Régis
Debray a préfacé une réédition des Grands
discours de guerre du général de Gaulle (Perrin) en vue du 70ème
anniversaire de l’appel du 18 juin. Et comble d’ironie, celui-ci a jugé
opportun d’utiliser cette tribune pour expliquer sa conviction que la France
était « sortie de l’histoire »,
mais de fort belle façon grâce à de Gaulle ! Pouvait-on imaginer message
plus à contre-sens de l’appel du 18 juin et de toute l’attitude du
Général ? Paul-Marie Coûteaux ne pouvait laisser passer une telle
imposture sans réagir et cela nous vaut une Lettre
ouverte à Régis Debray (1) d’une virulence particulièrement revigorante. On
retrouve là les accents d’un Bernanos dans Les
grands cimetières et c’est un réel plaisir que de voir ce pauvre Debray
remis à sa place avec force arguments, auxquels la verve polémique donne plus
de tranchant encore.
Ce
qui est pitoyable chez ces intellectuels comme Régis Debray – qui nous avait
habitué à mieux ces derniers temps –, c’est leur mépris du peuple et leur
peu de foi dans les ressorts d’une veille nation qui en a connu d’autres au
cours de ses 2000 ans d’histoire. Mépris de la France qui, selon lui, en 1940, « ne souhaitait plus qu’une petite
place dans l’Europe allemande de demain », quand il n’évoque point le
défaitisme et la trahison des élites politiques et militaires des années
précédentes, et la résistance et le courage d’une minorité certes, mais qui
l’eût été moins avec des chefs à la hauteur de leurs responsabilités.
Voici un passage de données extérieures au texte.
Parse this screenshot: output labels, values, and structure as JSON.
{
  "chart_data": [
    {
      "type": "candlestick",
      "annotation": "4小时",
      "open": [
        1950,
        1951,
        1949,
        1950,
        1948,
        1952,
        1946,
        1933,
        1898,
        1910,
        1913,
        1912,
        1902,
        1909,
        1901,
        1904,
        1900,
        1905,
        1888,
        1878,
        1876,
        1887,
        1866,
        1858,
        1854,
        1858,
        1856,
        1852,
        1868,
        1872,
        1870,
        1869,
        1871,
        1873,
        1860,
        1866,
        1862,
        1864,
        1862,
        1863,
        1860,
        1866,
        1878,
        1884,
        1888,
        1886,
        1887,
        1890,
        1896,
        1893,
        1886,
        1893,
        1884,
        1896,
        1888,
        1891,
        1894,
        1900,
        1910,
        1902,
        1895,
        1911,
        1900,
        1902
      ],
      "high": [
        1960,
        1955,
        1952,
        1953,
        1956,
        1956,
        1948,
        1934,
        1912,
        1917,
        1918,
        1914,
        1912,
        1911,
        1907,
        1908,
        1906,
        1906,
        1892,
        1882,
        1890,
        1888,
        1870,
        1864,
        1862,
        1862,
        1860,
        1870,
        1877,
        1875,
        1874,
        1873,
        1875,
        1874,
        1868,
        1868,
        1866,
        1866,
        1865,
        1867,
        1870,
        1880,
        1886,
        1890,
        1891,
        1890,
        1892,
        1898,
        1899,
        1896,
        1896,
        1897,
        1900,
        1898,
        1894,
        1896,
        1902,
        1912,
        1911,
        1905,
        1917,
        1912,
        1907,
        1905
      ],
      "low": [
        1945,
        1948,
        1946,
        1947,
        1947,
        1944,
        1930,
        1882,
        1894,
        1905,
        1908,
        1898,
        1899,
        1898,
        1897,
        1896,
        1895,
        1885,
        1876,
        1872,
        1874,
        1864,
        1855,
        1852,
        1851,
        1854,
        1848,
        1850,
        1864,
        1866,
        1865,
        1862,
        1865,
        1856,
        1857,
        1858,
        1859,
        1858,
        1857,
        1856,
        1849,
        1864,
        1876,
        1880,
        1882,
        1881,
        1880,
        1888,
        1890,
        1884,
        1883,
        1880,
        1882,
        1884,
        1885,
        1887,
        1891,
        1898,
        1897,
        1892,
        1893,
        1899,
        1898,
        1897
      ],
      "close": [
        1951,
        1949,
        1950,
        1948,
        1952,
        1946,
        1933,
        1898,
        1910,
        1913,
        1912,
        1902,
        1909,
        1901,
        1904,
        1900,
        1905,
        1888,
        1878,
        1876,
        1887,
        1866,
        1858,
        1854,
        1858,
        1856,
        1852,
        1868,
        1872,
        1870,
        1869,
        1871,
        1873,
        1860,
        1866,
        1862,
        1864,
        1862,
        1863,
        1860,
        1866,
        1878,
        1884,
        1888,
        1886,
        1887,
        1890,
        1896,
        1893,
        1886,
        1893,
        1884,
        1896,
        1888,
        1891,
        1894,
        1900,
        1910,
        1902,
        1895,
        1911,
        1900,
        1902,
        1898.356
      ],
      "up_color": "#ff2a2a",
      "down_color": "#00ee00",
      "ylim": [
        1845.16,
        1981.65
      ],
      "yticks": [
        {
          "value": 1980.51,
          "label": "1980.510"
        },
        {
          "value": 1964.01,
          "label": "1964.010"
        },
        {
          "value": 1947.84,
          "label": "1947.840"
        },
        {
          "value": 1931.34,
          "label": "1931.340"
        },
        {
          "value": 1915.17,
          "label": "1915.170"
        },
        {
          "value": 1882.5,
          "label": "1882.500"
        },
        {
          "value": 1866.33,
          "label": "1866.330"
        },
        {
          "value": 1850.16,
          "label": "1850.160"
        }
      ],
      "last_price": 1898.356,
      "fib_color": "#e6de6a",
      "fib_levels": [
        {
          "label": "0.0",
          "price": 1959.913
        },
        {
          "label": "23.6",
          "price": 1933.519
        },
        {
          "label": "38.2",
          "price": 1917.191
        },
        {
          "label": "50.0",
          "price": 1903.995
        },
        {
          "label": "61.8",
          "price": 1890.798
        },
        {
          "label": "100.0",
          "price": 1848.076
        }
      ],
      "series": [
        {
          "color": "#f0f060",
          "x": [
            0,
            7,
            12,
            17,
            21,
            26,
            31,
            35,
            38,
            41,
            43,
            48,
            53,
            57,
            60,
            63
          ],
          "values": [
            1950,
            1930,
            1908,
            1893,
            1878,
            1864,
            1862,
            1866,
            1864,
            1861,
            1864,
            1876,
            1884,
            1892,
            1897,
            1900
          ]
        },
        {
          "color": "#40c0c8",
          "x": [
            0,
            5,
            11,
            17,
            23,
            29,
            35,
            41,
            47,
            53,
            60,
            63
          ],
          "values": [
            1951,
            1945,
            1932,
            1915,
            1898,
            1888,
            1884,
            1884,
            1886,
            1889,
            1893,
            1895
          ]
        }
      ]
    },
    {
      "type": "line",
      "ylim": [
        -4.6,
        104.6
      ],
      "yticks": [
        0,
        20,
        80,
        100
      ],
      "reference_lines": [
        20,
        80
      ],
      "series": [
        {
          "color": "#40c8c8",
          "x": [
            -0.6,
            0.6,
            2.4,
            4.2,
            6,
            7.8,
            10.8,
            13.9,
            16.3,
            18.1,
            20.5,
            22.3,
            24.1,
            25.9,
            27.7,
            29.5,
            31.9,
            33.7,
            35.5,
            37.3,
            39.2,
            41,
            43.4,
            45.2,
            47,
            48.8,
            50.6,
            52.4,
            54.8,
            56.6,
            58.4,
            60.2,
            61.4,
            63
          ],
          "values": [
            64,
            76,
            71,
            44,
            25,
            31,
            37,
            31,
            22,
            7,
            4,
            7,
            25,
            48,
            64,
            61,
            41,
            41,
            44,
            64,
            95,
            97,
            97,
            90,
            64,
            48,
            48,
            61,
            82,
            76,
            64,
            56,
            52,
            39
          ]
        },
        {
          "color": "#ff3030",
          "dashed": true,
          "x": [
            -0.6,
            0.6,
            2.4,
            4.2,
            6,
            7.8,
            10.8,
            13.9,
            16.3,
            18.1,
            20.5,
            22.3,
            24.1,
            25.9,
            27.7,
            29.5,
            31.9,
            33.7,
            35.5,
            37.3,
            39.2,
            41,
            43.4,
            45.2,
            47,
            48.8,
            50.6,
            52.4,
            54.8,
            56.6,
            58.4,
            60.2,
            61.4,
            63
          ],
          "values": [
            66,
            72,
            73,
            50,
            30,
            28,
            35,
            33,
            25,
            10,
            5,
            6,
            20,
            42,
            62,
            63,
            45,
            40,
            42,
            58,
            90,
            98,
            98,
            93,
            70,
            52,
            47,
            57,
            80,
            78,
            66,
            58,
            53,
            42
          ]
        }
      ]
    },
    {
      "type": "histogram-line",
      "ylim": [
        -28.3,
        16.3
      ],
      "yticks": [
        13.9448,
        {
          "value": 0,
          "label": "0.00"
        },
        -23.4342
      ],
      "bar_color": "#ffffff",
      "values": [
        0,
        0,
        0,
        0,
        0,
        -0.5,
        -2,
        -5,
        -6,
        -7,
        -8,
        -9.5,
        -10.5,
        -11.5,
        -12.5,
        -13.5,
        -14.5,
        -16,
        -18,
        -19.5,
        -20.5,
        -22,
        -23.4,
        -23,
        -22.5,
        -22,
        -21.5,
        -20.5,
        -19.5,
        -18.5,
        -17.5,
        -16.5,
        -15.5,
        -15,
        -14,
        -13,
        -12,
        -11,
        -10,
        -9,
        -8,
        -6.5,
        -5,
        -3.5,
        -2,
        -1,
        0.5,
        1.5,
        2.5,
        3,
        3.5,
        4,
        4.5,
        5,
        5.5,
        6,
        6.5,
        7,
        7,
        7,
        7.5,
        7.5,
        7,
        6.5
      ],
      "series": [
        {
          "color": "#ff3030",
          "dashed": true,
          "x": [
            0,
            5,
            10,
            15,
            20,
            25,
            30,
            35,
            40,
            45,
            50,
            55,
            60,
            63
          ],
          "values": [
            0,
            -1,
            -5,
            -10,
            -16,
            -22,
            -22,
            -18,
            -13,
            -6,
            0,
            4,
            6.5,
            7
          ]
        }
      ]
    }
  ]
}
Paul-Marie Coûteaux fait justice de tout cela et rappelle des chiffres qui ne
trompent pas. « Ah,
s’exclame-t-il, comme les esprits sans
courage trouvent de moyens pour le faire perdre à ceux qui en
gardent ! » (p. 33). Hélas ! ce qui était vrai en 1940,
l’est encore aujourd’hui, notre auteur a en effet raison d’établir une
comparaison avec la construction européenne et l’affaire du référendum de
2005 : comme en 1940, la France est trahie pas ses élites… mais sans avoir
un de Gaulle pour la redresser.
L’appel
du 18 juin ne fut pas seulement un refus de la défaite, une volonté de
poursuivre le combat – l’histoire a montré que cette voie était
possible –, il fut peut-être surtout un acte d’espérance contre le
désespoir, « l’affirmation que
l’humanité n’est pas de toute fatalité soumise à la force brute » ;
et Paul-Marie Coûteaux de poursuivre : « c’est
dans tous les cœurs, cher Debray, partout à travers la planète, et c’est en
quoi la France reste une puissance mondiale, aussi longtemps qu’elle résistera,
elle, peut-être seule, à la loi de la force, de l’Empire du fric et du fric où
qu’il soit » (p. 54).
Il
y aurait encore de belles pages à citer sur le général de Gaulle qui aurait été
lâché par le peuple de France et, plus encore, sur sa foi – qui n’entraîne
nulle résignation, au contraire, elle est une force qui pousse à la juste
résistance – sur laquelle les historiens sont habituellement fort discrets.
Bref,
lisez ce beau livre, car c’est un cri du cœur, celui de la résistance
française : « Je crois sans
faillir que la messe n’est pas dite ; que la France peut toujours
redevenir ce qu’elle fut souvent, le caillou glissé dans la chaussure des
mastodontes, le phare de résistance qui appelle toutes les résistances à
travers l’univers, l’affirmation d’une voie nationale, celle du tout politique
opposé au choc convenu de deux délires, le tout-marché et le tout-religieux,
les deux totalitarismes qui aujourd’hui se partagent le monde »
(p. 45).
Christophe
Geffroy
(1)
Paul-Marie Coûteaux, De Gaulle, espérer
contre tout. Lettre ouverte à Régis Debray, Xenia, 2010, 96 pages, 10 e.